En janvier 2016 disparaissait David Bowie. Collectionneur averti d’art et de design, Bowie possédait une très belle collection de mobilier du mouvement italien du début des années 80, « Memphis ». Certaines de ces pièces se sont vendues très chères lors d’une vente organisée en fin d’année dernière chez Sotheby’s. Depuis, le style « Memphis » revient à la mode.
En quoi Memphis a-t-il révolutionné, à une certaine époque, l’idée que l’on pouvait se faire du « beau design » ? Quel fût la genèse de ce courant et ses initiateurs ?

Memphis est un mouvement de design et d’architecture italien créée en 1980 à Milan. On désigne aussi par ce nom un groupe d’architectes et designers qui s’inscrivirent dans un certain état d’esprit, on parle de Groupe Memphis – Gruppo Memphis -. Contrairement à d’autres courants de design précédents, Memphis n’obéit pas à un manifeste ; c’est avant tout une volonté de fabriquer des meubles avec une grande liberté en réaction au style bourgeois de l’époque.

On ne peut évoquer Memphis sans parler de son fondateur, l’un des plus grands designers italiens de la seconde moitié du XXe siècle, Ettore Sottsass.
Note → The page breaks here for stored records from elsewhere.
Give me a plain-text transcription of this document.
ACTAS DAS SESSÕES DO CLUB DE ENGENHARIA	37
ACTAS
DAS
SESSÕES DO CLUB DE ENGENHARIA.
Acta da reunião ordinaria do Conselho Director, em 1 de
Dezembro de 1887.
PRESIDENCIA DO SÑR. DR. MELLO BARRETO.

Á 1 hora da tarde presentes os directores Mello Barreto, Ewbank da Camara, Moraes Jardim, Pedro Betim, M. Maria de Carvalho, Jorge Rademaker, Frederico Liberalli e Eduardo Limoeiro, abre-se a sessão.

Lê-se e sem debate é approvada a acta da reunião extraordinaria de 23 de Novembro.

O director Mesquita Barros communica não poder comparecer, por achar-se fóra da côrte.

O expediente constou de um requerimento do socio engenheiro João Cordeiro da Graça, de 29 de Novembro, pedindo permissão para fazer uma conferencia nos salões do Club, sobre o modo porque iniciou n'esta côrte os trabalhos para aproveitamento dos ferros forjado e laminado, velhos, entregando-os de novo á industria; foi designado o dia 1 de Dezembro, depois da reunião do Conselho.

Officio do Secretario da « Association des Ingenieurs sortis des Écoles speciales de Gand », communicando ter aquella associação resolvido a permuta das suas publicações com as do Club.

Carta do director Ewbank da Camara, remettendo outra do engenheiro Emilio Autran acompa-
Né en 1917 en Autriche, Ettore Sottsass suit des études d’architecture et sort diplômé du Politecnico de Milan en 1939. Il commence à se faire un nom lorsqu’il entame, en 1956, une collaboration qui durera une vingtaine d’années avec la firme italienne Olivetti. Cette association accouchera d’objets pour certains devenus culte, comme la Valentine, une machine à écrire portative de couleur rouge vif. – David Bowie en avait d’ailleurs un exemplaire ! -.

machine à écrire

Machine à écrire portative Valentine, design Ettore Sottsass et Perry A.King, 1969

Si Sottsass profite du boom économique d’après-guerre, favorable au développement de l’industrie italienne du meuble, il est marqué par un voyage en Inde en 1961, avant de s’installer en Californie, en pleine période du Pop Art. Ces expériences fondatrices le mènent à s’interroger sur la portée sociétale du design. Ainsi, on le retrouve à l’affiche en 1972 de l’exposition devenue culte du MoMA : Italy : the New Domestic Landscape. Le show fait sensation pour « dynamiter » la prédominance du style européen hérité du Bauhaus, et critiquer une industrialisation croissante de l’industrie du meuble.

Le premier ordinateur italien, le Elea 9003 - 1958 - Ettore Sottsass en créé le design

Le premier ordinateur italien, le Elea 9003 conçu en 1958 et pour lequel Ettore Sottsass assure le design. Pour cette réalisation, il reçoit le Compasso d’Oro ( le prix international de design le plus influent à l’époque). – Source

Attentif à ce mouvement contestataire qui revendique un design radical débarrassé de toute pression productiviste et marketing, Ettore Sottsass rejoint en 1977 le studio Alchimia fondé un an plus tôt par les architectes Alessandro Mendini et Alessandro Guerriero. Alchimia esquisse les contours de ce que sera Memphis : un esprit de liberté qui mélange les styles et les matières. Mais Sottsass souhaite aller plus loin. En 1980, il quitte Alchimia avec Michele de Lucchi et fonde Memphis, en référence à une chanson de Bob Dylan, Stuck Inside Of Mobile With The Memphis Blues Again.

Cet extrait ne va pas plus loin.